Accretion (finance)
In finance, the term accretion refers to a positive change in value following a transaction; it is applied in several contexts.
When trading in bonds, accretion is the capital gain expected when a bond is bought at a discount to its par value,[1] given that it is expected to mature at par. Accretion can be thought of as the antonym of amortization: see here also, Accreting swap vs Amortising swap.
In a corporate finance context, accretion is essentially the actual value created after a particular transaction. A deal is earnings accretive if the acquirer's price-to-earnings ratio is greater than the target's price-to-earnings ratio, including the acquisition premium. Similarity, re mergers and acquisitions, accretion is referred to as the increase in a company's earnings per share on a pro forma basis following the transaction. (For example, if Company A has $1.00 earnings per share and after acquiring Company B, the combined company's earnings per share is $1.25, then the acquisition would be referred to as 25% accretive.) By contrast, a transaction is dilutive where the earnings per share decreases following the transaction. See: Accretion/dilution analysis, Diluted EPS, Dilutive security; Swap ratio.

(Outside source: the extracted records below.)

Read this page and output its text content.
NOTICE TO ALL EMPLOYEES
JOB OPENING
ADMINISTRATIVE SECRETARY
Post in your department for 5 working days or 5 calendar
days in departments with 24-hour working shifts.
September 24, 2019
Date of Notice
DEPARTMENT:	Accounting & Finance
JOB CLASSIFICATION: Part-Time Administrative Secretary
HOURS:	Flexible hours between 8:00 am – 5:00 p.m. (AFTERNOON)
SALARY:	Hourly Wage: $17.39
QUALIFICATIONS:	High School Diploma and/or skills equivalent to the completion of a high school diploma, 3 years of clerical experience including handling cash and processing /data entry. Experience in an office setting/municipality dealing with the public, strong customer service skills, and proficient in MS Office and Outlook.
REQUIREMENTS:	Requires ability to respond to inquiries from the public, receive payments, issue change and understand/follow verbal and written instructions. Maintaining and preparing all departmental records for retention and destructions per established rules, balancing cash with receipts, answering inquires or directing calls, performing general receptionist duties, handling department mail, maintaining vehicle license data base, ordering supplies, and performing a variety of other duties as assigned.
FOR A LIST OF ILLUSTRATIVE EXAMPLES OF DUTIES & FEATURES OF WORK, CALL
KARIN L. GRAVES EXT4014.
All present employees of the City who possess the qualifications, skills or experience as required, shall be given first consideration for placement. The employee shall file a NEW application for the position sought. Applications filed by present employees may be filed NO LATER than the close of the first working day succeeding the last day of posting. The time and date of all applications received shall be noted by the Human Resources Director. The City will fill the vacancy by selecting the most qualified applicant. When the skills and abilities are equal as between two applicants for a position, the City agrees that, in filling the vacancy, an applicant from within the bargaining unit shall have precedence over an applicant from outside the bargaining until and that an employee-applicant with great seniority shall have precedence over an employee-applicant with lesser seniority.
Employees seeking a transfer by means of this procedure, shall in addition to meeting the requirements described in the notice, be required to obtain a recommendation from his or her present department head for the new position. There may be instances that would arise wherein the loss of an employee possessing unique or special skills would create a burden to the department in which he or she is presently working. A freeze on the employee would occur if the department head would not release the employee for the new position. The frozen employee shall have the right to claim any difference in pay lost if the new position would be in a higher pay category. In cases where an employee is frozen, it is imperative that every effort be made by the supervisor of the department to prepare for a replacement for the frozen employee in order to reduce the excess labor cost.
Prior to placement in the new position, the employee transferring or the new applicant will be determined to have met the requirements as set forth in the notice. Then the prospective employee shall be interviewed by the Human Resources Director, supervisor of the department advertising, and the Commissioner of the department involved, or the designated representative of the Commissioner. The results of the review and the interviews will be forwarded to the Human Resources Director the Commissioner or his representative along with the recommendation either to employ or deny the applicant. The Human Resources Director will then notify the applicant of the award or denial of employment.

In accounting, an accretion expense is created when updating the present value of an instrument. (For example, if you originally recognize the present value of a liability at $650, which has a future value of $1000, every year you must increase the PV of the liability as it comes closer to its FV. If the above liability, for example an asset retirement obligation, had a discount rate of 10%, accretion expense in Yr.1 would be $65 and the PV of the liability at the end of Yr.1 would be $715.) Since the statement dates will not necessarily coincide with the anniversary dates of these commitments, the expense is prorated.